Panama City: The Booming Business Hub of Central America


News from Panama / Tuesday, February 11th, 2014

In a great article that appeared  in Variety Magazine,  Anna Marie de la Fuente writes about how “Rebates, Stages and a solid financial base have turned this once-sleepy community into a production powerhouse”.

A new film hub has suddenly emerged in Central America. Just as its skyline has morphed dramatically in the space of a few years, Panama, sometimes known as the Dubai of the West, has upped the ante on production, offering a 15% cash rebate to foreign shoots and a studio complex and media center set to break ground by late 2014.

All the construction workers toiling on the skyscrapers in Panama City could easily learn to put up film sets, says location manager Sam Tedesco, who has partnered with producer Jonathan Sanger (“Vanilla Sky”) and attorney Michael Moore to build the tentatively dubbed Panama Media Center. Initial plans include four soundstages and office spaces on 20 to 30 acres of land. Tapping both local and international investors, the upcoming facility will cost between $25 million and $50 million to build, according to Sanger, who grew up in Panama.

“Panama is the real hub for Latin America,” Sanger claims. “It has a world-class international airport, no currency exchange issue and stability.” The objective, he adds is to train locals in all aspects of filmmaking.

The media center will include conference rooms, training centers and screening rooms. Mentors will be invited to conduct workshops and seminars. “We intend to work very closely with the local film community,” says Tedesco, who is in talks with Panamanian helmer Abner Benaim (“Chance”) to form part of the facility’s management team.

The new tax incentives and a wealth of locations that provide varied urban and tropical settings within an hour’s drive give Panama an edge. Aside from having the U.S. dollar as its currency, wages are low, and banking and cash-flow transactions are fluid. The latter is due to the presence of most major international banks, lured by the Panama Canal, which demands cash advances of up to $500,000 from the ships that sail through it.

Two major Latin American equipment rental companies, Congo Films of Colombia and EFD, Mexico, have already set up shop in Panama. Both serviced Venezuelan helmer Jonathan Jakubowicz’s boxing biopic “Hands of Stone,” starring Edgar Ramirez and Robert De Niro, who play legendary Panamanian boxer Roberto Duran and his trainer Ray Arcel, respectively.

“There’s definitely no other place (I know) where skyscrapers are five minutes away from the rain forest and the beach,” Jakubowicz says.

Local production has also risen dramatically with some eight features, both fiction and nonfiction, skedded to shoot in 2014, compared to an annual average of one until as recently as last year, per Panama Film Commission topper Arianne Benedetti.

International production in Panama is also on the rise. Panama’s earnings from foreign shoots ranged from $2 million to $3 million annually between 2000 and 2012, with the exception of 2007 when “Quantum of Solace” spent $12 million in the country. “Investment climbed to $23 million last year” when the new film law kicked in, Benedetti says. Big-ticket productions in 2013 were led by “Hands of Stone,” French Pablo Escobar pic, “Paradise Lost,” 3D Imax docu “The Panama Canal” and TNT skein “The Hero.”

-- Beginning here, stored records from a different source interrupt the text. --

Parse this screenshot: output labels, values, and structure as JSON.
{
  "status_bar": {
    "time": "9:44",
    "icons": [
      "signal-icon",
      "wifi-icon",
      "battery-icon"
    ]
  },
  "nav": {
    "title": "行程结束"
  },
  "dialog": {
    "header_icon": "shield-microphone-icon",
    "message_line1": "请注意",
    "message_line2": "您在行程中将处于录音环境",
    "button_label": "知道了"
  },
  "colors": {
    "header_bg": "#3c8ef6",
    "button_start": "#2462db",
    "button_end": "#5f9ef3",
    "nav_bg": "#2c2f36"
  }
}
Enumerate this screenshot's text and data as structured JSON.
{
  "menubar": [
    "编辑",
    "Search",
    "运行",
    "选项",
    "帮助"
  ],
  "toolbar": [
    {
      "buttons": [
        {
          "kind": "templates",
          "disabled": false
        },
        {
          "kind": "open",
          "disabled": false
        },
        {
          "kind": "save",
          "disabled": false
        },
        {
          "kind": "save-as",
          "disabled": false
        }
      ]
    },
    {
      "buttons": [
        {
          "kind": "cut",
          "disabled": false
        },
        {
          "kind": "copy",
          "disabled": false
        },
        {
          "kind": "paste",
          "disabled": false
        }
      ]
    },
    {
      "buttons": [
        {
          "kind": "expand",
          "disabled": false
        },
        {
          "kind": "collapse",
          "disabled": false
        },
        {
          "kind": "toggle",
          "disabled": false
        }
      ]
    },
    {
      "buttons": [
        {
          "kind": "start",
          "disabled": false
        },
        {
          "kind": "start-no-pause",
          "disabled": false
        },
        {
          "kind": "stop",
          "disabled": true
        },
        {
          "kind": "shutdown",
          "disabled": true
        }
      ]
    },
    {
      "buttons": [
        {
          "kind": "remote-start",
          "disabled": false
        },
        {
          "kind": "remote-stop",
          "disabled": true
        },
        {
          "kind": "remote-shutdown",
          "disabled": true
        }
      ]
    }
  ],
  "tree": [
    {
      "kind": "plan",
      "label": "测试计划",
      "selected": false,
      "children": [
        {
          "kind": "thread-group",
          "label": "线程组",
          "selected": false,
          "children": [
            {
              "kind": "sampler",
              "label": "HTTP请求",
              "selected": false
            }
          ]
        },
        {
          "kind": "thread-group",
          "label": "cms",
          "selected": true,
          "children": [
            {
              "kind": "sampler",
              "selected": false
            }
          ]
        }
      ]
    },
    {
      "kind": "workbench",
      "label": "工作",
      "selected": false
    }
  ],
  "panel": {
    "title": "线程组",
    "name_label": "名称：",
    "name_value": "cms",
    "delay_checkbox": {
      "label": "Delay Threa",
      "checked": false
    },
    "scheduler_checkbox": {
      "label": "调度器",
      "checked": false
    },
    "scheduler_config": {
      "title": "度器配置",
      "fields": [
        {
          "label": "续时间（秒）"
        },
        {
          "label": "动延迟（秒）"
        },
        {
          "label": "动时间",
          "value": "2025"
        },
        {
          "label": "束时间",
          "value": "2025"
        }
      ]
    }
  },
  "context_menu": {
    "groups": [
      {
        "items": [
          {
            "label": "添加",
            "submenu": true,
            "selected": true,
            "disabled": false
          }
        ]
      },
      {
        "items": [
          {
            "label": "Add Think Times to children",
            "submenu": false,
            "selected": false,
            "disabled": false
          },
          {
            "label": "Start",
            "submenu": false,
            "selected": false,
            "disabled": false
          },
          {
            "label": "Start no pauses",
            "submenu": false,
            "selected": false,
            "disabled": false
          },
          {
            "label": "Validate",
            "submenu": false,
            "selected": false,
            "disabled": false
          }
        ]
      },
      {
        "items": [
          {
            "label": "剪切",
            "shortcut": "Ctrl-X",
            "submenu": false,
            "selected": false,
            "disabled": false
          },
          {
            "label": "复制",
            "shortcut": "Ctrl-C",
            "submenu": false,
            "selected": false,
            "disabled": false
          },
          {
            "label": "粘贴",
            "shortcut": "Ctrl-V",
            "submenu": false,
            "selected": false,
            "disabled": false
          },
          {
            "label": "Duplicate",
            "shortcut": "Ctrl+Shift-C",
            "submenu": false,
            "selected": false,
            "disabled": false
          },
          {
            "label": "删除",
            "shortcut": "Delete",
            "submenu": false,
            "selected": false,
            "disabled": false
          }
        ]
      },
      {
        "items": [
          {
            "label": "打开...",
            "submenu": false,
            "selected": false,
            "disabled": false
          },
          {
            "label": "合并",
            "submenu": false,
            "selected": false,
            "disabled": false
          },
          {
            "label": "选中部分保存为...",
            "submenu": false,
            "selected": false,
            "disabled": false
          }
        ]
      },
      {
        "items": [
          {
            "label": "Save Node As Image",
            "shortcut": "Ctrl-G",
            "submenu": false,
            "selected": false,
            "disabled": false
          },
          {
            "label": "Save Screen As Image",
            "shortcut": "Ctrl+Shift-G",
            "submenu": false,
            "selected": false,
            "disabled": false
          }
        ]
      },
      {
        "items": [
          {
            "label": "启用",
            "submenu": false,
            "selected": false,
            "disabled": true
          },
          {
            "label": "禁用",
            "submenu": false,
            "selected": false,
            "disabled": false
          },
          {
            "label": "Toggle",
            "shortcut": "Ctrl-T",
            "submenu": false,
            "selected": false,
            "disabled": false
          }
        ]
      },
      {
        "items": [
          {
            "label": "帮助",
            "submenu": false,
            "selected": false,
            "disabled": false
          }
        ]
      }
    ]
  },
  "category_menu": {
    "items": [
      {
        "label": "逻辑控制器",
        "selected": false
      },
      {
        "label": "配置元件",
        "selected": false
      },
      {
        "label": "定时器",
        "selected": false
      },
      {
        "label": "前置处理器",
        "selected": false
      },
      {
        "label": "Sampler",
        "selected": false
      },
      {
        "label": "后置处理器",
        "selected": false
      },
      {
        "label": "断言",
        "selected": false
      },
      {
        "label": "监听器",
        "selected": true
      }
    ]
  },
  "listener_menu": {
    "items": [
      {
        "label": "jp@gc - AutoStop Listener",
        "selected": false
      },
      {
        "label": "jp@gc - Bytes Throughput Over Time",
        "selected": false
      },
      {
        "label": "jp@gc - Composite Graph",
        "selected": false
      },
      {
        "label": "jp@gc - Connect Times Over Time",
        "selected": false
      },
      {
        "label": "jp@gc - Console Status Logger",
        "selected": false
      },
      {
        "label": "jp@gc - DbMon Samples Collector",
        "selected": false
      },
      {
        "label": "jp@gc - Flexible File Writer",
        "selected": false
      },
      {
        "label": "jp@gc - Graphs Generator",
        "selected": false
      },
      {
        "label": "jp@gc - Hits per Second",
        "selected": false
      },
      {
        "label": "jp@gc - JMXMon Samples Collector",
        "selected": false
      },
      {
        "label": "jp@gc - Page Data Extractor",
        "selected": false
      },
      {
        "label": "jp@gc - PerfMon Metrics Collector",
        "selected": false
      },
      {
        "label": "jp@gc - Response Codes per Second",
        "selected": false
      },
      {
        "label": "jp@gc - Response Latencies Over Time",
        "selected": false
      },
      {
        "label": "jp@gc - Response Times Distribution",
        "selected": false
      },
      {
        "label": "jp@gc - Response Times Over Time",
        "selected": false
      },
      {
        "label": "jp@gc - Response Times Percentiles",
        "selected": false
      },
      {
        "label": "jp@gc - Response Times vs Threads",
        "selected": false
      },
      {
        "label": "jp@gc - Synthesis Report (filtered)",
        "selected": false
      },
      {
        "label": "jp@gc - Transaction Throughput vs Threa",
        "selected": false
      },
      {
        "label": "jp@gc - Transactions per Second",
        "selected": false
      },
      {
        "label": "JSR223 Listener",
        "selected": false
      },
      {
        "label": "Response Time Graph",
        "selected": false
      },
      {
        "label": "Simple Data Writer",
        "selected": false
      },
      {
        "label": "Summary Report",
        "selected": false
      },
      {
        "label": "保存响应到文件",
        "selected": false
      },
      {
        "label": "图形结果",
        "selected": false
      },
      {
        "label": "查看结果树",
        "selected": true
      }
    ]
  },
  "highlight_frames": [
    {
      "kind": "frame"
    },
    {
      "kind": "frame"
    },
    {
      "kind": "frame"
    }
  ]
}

Sanger is mulling over the possibility of producing at least two projects in Panama later this year, historical drama “Man for the Defense” and action thriller “Breathe.” Tedesco took Mark Wahlberg’s actioner “Contraband” to the country two years ago. “We would have shot more scenes there but the tax incentive didn’t exist then,” he says.

Meanwhile, the third Panama Film Fest, running April 3-9 this year, seeks to grow in prominence as it debuts Latin American co-production market Meets during the fest. Benedetti will serve as director of Meets, which will bestow a $25,000 cash prize on the winner of a competition among a pre-selected crop of five Panamanian and seven Latin American fiction features in the final stages of development.